American documentary filmmaker (born 1959)

Bill Day (born September 12, 1959) is an American documentary filmmaker and YouTuber. Day worked for both the National Geographic Channel and Discovery Channel. For CNN, he produced a documentary film about the Osa Peninsula.

==Career==
Day directed the documentary Saviors of the Forest which was shown at the Sundance Film Festival. He also directed Rubber Jungle, a behind the scenes look at the life of Brazilian labor leader Chico Mendes and the movie about his life.

In 2002, Day co-produced the musical documentary Under The Covers, followed by Alternative Rock and Roll Years in 2003 for Discovery Channel. Day served as a field producer for Hopkins 24/7, a television documentary series. With Carlo Gennarelli, he co-produced Ordinary Joe, a documentary film about Joe Sciacca, a Vietnam veteran from New York City. Day made a film about XXXchurch.com called Missionary Positions. He also produced and directed The Pussycat Preacher, a film about Heather Veitch and her organization, JC's Girls.

In 2024 Day published his first novel, Great Again, a book delving into the tangle of political polarization, immigration, and personal transformation in modern America.
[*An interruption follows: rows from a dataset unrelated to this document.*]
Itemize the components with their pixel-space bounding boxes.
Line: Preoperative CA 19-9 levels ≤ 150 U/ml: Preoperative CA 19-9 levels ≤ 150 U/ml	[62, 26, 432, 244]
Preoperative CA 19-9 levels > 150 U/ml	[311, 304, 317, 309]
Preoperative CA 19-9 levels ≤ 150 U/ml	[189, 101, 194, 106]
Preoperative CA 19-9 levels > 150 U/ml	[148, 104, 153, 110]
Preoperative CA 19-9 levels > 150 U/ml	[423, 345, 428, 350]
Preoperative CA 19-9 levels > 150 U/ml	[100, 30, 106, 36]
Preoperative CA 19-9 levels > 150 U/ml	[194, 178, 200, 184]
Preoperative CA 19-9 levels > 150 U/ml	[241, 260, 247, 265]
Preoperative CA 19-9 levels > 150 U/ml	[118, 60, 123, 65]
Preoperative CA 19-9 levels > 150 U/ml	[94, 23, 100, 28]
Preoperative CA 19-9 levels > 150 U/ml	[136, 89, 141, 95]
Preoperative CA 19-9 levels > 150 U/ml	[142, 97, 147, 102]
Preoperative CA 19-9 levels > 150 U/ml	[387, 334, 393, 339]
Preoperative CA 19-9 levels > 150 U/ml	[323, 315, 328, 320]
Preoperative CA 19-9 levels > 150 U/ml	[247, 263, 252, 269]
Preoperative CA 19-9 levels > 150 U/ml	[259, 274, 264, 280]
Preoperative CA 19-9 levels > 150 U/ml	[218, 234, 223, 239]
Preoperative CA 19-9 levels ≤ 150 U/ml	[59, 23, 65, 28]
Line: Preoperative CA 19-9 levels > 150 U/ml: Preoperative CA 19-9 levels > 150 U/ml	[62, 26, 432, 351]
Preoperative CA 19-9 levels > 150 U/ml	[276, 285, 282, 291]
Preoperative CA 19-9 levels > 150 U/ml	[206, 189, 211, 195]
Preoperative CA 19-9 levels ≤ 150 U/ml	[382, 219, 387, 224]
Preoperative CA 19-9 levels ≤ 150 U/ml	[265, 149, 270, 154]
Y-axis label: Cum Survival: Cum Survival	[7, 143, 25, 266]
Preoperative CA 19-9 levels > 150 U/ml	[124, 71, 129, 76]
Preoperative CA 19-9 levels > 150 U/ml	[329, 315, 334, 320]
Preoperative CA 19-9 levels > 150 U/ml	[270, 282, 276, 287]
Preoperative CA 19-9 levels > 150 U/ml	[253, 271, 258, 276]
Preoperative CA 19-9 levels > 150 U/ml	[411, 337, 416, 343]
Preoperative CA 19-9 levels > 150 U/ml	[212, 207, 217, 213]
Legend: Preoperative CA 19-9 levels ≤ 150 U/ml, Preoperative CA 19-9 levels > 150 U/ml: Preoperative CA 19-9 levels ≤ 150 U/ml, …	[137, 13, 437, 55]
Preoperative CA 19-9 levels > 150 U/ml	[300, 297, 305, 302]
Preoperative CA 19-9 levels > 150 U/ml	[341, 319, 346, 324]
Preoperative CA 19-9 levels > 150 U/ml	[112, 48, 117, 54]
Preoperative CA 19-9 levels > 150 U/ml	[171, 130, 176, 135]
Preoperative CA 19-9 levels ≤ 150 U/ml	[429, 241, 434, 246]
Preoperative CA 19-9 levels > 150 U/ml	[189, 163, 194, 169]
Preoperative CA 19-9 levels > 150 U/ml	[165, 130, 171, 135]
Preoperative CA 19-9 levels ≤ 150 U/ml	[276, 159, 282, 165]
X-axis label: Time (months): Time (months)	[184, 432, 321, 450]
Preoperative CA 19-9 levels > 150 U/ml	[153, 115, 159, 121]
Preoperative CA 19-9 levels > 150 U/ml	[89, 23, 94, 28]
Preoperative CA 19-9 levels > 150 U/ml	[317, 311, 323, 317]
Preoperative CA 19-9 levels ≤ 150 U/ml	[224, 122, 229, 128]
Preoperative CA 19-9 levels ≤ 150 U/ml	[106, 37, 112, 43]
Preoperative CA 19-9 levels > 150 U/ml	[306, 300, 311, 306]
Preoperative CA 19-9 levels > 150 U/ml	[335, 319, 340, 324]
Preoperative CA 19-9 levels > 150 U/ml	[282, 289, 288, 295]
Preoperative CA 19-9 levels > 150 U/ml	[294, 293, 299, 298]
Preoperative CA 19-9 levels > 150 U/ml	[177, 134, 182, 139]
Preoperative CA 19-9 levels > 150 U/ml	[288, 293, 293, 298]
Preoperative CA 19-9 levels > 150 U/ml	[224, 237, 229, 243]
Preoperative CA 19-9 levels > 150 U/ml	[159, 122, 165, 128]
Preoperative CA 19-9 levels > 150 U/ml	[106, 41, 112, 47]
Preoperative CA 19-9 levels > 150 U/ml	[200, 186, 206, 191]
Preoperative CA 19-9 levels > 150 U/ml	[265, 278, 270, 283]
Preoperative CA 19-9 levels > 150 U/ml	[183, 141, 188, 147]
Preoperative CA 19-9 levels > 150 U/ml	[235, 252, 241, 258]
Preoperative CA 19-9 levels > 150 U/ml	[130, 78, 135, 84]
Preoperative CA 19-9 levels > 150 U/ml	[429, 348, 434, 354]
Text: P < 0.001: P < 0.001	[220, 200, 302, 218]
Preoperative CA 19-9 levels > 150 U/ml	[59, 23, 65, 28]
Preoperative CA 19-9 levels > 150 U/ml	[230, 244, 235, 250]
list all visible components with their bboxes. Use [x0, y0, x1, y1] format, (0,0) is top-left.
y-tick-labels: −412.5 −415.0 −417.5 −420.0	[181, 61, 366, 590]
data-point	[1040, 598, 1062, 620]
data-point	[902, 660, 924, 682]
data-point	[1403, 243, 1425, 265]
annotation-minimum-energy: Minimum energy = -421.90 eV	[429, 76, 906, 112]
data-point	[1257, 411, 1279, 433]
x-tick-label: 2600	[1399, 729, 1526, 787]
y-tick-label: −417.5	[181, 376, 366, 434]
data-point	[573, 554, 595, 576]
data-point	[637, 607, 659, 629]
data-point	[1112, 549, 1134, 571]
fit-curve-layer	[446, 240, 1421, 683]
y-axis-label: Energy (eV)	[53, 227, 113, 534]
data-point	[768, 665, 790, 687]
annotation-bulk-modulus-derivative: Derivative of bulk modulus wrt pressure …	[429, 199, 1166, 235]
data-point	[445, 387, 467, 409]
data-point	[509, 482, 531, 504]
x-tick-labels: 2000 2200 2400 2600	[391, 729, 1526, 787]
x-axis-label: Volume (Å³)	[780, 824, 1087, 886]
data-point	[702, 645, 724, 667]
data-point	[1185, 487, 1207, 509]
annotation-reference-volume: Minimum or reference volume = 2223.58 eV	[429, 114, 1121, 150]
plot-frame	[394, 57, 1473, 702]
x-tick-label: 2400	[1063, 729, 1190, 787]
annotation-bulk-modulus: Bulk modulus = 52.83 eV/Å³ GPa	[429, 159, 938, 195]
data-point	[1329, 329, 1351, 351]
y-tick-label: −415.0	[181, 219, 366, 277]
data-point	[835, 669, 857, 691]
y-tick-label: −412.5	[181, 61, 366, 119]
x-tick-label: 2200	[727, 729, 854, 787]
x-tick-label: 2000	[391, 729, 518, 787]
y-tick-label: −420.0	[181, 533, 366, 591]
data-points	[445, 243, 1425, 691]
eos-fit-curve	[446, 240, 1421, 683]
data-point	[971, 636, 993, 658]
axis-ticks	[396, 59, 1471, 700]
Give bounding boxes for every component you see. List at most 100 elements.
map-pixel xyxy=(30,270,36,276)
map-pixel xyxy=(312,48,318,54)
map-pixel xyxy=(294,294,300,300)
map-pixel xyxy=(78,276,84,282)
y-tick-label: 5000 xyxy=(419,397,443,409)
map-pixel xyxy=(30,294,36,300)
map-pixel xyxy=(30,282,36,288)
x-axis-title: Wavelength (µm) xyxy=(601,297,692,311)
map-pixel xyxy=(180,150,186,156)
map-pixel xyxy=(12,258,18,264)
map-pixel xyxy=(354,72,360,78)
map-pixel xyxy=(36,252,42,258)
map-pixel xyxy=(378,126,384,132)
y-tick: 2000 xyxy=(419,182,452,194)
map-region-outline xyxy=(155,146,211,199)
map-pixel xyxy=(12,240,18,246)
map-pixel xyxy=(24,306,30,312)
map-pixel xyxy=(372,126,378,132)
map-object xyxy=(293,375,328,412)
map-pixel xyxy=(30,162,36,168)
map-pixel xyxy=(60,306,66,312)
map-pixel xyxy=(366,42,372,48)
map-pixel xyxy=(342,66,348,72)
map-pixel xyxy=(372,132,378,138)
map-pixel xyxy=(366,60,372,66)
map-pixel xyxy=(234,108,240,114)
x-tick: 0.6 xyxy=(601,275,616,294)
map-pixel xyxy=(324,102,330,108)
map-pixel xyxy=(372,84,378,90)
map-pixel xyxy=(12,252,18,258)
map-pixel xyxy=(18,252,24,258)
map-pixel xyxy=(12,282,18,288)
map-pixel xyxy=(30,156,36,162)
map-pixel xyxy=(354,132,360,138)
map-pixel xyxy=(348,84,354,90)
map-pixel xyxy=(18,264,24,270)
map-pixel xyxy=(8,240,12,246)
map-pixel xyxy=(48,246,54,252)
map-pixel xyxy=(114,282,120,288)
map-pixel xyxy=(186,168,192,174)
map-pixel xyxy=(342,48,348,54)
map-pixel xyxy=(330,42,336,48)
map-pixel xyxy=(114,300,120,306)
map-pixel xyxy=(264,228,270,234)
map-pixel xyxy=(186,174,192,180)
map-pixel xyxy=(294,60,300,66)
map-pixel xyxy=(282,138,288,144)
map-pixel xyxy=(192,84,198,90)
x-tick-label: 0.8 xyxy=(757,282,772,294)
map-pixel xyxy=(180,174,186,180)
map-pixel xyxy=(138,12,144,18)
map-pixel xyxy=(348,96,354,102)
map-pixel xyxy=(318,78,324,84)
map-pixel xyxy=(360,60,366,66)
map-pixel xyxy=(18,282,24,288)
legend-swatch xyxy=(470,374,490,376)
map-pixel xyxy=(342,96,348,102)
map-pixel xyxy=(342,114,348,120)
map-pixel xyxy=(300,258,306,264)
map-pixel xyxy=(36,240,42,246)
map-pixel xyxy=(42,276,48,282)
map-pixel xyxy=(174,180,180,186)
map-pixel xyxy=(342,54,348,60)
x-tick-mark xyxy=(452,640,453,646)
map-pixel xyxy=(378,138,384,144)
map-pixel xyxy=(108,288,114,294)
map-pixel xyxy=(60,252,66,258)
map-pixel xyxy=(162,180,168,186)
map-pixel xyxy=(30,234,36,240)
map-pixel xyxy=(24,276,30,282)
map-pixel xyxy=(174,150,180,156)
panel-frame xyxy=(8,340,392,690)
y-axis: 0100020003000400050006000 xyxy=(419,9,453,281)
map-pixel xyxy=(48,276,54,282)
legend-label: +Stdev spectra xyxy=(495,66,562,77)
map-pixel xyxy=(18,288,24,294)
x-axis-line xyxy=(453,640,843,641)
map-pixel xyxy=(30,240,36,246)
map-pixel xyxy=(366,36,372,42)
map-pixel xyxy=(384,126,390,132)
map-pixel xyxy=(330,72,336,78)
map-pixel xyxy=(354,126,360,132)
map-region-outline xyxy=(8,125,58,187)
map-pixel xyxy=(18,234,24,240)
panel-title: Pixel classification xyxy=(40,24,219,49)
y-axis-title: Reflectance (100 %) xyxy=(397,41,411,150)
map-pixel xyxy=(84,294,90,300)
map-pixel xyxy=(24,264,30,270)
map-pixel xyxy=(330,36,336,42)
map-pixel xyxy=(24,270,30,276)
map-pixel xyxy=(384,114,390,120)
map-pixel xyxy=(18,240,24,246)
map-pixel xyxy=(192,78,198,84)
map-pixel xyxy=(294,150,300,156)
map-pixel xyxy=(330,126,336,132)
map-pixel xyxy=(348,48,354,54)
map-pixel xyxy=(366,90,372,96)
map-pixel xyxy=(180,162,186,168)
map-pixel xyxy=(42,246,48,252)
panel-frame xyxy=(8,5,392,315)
He holds the YouTube channel 'billschannel', which posts videos of wildlife trips around the world and a series named 'Real or Fake?' This series shows him and his research group 'The Chewy Piranhas' uncover photographs and videos on the internet and using various methods to show whether they are portraying real-life events, fake hoaxes or unknown mysteries.

==Personal life==
Day dated Marcheline Bertrand for a time and helped her raise Angelina Jolie and James Haven, whom she had with Jon Voight.